Welt am Sonntag: Sie singen mit Erfolg ständig neue Opernrollen - aber mit dem Liedsänger Kaufmann schienen jüngst nicht alle Kritiker glücklich zu sein.

Jonas Kaufmann: Ach, wissen Sie, ich habe es längst aufgegeben, es allen recht machen zu wollen. Obwohl ich mich durchaus damit beschäftige. Ich singe Liederabende fast seit Anfang meiner Karriere, das ist also nicht die eitle Fingerübung eines Starsängers. Ich bemühe mich unbedingt, auch das Intime der Stimme zu behalten, deshalb würde ich so gern noch mehr Mozart singen, auch wenn diese Partien im Augenblick kaum mehr in meinem Kalender auftauchen.

Welt am Sonntag: Der Don José, den Sie jetzt in Salzburg singen, ist ja für Sie inzwischen Routine. Sie haben den braven Sergeanten, der sich in die wilde Zigeunerin verguckt, schon oft verkörpert. Mal als verdrucksten Buchhaltertypen, mal als testosteronbrodelnden Macho. Wie ist Ihr Don José diesmal?

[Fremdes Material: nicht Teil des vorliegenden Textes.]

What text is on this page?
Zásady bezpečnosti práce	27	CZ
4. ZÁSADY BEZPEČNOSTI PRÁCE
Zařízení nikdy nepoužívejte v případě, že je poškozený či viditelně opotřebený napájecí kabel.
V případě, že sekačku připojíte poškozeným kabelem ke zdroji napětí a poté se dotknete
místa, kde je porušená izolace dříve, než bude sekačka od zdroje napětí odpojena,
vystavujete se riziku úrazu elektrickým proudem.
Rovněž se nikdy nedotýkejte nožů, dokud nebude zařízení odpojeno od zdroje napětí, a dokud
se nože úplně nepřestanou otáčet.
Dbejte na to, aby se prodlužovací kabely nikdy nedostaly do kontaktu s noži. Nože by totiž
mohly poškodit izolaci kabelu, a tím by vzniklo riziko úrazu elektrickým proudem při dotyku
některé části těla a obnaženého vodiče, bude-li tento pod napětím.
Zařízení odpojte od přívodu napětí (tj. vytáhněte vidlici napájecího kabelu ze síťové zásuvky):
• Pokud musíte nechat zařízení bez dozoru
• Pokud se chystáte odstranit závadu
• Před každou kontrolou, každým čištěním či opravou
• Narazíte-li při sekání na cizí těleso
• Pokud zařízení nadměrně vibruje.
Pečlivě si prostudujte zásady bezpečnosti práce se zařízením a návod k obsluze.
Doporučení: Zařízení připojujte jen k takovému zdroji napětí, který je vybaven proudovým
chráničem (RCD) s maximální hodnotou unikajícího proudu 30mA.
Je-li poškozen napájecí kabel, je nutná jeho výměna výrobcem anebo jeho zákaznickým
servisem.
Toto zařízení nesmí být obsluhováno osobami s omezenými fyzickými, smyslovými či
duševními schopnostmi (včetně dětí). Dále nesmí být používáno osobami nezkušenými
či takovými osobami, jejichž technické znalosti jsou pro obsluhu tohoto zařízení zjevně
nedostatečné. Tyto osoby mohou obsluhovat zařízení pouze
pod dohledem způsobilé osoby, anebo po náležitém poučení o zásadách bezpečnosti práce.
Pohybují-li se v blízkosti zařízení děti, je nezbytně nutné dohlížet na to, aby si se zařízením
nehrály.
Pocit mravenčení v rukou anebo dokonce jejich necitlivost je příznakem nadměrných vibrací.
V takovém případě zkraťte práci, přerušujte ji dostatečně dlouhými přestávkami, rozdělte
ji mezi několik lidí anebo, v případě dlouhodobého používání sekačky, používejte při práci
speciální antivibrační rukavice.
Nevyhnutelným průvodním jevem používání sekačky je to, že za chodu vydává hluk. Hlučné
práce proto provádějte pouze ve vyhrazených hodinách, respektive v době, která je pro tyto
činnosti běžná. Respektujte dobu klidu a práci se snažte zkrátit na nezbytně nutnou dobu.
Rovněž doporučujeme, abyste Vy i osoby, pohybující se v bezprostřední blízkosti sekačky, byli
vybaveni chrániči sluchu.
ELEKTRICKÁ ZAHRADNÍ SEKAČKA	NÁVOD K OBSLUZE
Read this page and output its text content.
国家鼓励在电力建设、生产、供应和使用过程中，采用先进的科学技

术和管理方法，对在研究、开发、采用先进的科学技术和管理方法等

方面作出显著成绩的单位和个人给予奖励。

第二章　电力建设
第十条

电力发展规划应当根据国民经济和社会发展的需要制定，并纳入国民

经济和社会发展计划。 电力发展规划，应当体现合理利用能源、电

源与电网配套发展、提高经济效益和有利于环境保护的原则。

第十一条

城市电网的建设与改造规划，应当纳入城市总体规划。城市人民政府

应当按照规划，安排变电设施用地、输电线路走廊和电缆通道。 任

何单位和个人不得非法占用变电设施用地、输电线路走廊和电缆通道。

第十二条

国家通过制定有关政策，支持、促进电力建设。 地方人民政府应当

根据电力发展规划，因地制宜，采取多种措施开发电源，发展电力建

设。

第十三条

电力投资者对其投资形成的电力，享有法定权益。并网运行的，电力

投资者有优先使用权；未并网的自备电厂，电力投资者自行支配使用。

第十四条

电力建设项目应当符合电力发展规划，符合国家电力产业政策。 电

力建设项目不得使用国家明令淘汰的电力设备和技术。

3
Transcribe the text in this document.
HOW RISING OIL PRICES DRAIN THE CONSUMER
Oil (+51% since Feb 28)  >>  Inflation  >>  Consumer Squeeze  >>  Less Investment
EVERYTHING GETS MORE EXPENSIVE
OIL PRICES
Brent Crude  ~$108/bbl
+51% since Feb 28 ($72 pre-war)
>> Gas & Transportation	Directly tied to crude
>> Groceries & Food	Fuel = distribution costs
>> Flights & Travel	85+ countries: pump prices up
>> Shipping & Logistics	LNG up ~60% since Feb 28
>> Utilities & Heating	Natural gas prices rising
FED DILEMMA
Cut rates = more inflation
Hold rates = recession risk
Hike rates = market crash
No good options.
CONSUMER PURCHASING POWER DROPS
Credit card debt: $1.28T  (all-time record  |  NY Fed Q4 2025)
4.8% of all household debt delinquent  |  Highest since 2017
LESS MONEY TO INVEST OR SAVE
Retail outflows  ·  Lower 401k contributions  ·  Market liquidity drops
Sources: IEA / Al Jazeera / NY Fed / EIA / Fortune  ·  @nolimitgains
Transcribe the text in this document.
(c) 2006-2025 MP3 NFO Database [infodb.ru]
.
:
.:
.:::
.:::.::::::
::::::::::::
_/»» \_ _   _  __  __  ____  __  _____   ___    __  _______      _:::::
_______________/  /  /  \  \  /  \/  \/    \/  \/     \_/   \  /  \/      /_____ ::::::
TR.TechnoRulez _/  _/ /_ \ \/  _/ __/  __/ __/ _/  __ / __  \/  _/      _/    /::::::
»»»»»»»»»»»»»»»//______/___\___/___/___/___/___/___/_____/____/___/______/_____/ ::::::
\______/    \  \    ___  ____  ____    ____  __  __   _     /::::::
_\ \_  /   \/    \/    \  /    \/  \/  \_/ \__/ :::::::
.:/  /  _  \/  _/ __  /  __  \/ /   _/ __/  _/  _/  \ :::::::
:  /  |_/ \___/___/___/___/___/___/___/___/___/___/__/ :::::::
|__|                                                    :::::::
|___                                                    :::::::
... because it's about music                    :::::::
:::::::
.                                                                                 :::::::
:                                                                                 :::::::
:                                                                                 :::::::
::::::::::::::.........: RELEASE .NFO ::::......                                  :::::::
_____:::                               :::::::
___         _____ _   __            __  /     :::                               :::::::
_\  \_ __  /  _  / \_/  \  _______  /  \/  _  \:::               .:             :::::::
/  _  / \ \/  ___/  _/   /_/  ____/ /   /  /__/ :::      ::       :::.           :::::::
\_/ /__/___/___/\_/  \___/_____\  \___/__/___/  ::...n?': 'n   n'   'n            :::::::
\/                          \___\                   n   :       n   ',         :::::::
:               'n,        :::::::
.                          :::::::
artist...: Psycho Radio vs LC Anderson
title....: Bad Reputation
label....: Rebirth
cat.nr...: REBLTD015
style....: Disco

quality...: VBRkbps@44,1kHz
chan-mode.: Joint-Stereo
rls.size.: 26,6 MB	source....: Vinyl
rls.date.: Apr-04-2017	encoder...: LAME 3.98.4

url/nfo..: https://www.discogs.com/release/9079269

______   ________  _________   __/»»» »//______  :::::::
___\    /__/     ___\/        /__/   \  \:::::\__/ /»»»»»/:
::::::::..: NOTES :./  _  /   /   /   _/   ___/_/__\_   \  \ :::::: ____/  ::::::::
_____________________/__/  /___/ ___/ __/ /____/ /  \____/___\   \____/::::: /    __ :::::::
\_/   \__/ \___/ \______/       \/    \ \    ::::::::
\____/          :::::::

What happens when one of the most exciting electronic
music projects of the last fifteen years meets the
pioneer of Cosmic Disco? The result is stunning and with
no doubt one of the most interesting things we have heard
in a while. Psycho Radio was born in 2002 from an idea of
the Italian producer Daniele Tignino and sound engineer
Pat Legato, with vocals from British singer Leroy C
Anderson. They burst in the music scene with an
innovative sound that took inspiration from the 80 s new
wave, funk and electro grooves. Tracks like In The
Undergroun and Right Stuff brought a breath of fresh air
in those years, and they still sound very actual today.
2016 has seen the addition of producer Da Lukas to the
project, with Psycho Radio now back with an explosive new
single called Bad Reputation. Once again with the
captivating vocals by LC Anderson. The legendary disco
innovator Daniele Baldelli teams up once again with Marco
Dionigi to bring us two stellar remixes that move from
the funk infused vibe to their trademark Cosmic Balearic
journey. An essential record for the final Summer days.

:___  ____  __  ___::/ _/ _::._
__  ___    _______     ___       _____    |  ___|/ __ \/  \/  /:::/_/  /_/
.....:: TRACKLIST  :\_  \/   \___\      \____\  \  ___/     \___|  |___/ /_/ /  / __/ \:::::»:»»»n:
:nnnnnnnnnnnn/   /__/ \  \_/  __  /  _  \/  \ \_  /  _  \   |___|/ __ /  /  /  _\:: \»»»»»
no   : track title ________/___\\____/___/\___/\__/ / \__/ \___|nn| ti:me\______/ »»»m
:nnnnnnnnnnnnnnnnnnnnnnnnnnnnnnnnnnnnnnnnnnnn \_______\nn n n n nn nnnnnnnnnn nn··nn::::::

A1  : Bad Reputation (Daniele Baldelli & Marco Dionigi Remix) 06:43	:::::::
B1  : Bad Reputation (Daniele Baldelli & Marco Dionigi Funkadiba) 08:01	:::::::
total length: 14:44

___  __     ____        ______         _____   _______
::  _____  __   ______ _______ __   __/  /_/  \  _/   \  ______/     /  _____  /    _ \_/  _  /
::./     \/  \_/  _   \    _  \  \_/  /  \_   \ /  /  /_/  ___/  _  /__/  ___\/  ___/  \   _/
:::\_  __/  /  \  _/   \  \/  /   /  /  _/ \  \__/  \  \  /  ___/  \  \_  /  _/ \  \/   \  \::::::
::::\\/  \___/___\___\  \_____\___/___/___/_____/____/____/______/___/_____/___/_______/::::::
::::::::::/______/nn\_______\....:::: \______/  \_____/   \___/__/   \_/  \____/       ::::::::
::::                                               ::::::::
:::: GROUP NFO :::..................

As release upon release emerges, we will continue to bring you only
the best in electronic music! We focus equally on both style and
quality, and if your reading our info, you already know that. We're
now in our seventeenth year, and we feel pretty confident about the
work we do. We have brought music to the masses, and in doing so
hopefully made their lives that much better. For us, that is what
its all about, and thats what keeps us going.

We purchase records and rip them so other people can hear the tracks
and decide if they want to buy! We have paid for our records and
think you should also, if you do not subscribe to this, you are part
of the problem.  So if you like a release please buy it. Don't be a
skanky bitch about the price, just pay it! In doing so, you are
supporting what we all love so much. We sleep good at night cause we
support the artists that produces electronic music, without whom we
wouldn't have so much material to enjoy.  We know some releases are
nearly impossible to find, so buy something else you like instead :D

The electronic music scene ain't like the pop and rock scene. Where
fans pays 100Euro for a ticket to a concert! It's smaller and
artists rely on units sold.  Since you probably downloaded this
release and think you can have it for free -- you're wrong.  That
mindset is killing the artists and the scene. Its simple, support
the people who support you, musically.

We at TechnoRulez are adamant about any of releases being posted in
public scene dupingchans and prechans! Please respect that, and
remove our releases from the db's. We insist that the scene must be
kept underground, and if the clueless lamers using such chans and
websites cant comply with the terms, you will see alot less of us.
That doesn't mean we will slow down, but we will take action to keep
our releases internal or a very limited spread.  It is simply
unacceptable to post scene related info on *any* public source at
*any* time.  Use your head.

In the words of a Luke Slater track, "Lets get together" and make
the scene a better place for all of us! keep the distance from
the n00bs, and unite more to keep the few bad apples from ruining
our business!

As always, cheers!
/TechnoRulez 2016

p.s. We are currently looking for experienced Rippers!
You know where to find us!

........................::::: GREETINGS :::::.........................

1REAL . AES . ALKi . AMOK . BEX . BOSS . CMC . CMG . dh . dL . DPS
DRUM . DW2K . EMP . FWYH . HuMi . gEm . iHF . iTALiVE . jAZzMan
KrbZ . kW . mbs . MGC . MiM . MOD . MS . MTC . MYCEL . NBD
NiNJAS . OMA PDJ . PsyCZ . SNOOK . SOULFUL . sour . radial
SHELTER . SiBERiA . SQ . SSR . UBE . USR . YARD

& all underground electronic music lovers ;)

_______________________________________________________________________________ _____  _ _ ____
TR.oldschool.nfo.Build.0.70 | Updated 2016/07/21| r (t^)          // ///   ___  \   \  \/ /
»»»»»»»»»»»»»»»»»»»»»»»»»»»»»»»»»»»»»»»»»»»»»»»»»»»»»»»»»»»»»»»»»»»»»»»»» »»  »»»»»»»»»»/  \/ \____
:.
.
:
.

Jonas Kaufmann: Lassen Sie sich überraschen. Doch eines ist klar: Ich habe eine durch die Novellenvorlage von Prosper Mérimée schön ausgemalte Vorstellung von der Figur. Doch ich muss nicht immer den gleichen Don José spielen. Ich bin da sehr flexibel, kann mich auch als hässliches Entlein zurücknehmen. Die Figur wird extrem definiert durch die Gestaltung der Carmen. Habe ich eine satte Mezzosopranistin als ausladendes Vollweib neben mir, dann kann ich auch meinen Erotikfaktor hochfahren, steht da eine emanzipierte Anti-Carmen, die eben nicht mit der Glut des Südens locken will, dann müssen wir uns was anderes einfallen lassen. Und genau das ist das Reizvolle in einer Sängerkarriere, wenn man sie ernst nimmt: Man kann gemeinsam einer scheinbar oft gesungenen Rolle immer neue Facetten entlocken.

Welt am Sonntag: Also ja keine Routine?

Jonas Kaufmann: Doch schon, Routine ist gesund. Ich merke zum Beispiel: Ich beherrsche meine Stimme inzwischen vollkommen. Sie gehorcht mir, ich weiß um Stärken und Schwächen, kann mit Tagesverfassung hervorragend umgehen. Und ich singe immer so, dass ich nicht müde werde. Ich will das Ende einer Vorstellung so erleben, dass ich genügend Reserven habe, noch einmal von vorn anfangen zu können. Nur das ist gesund. Dann singe ich mit den Zinsen meiner Stimme und nicht mit dem Kapital.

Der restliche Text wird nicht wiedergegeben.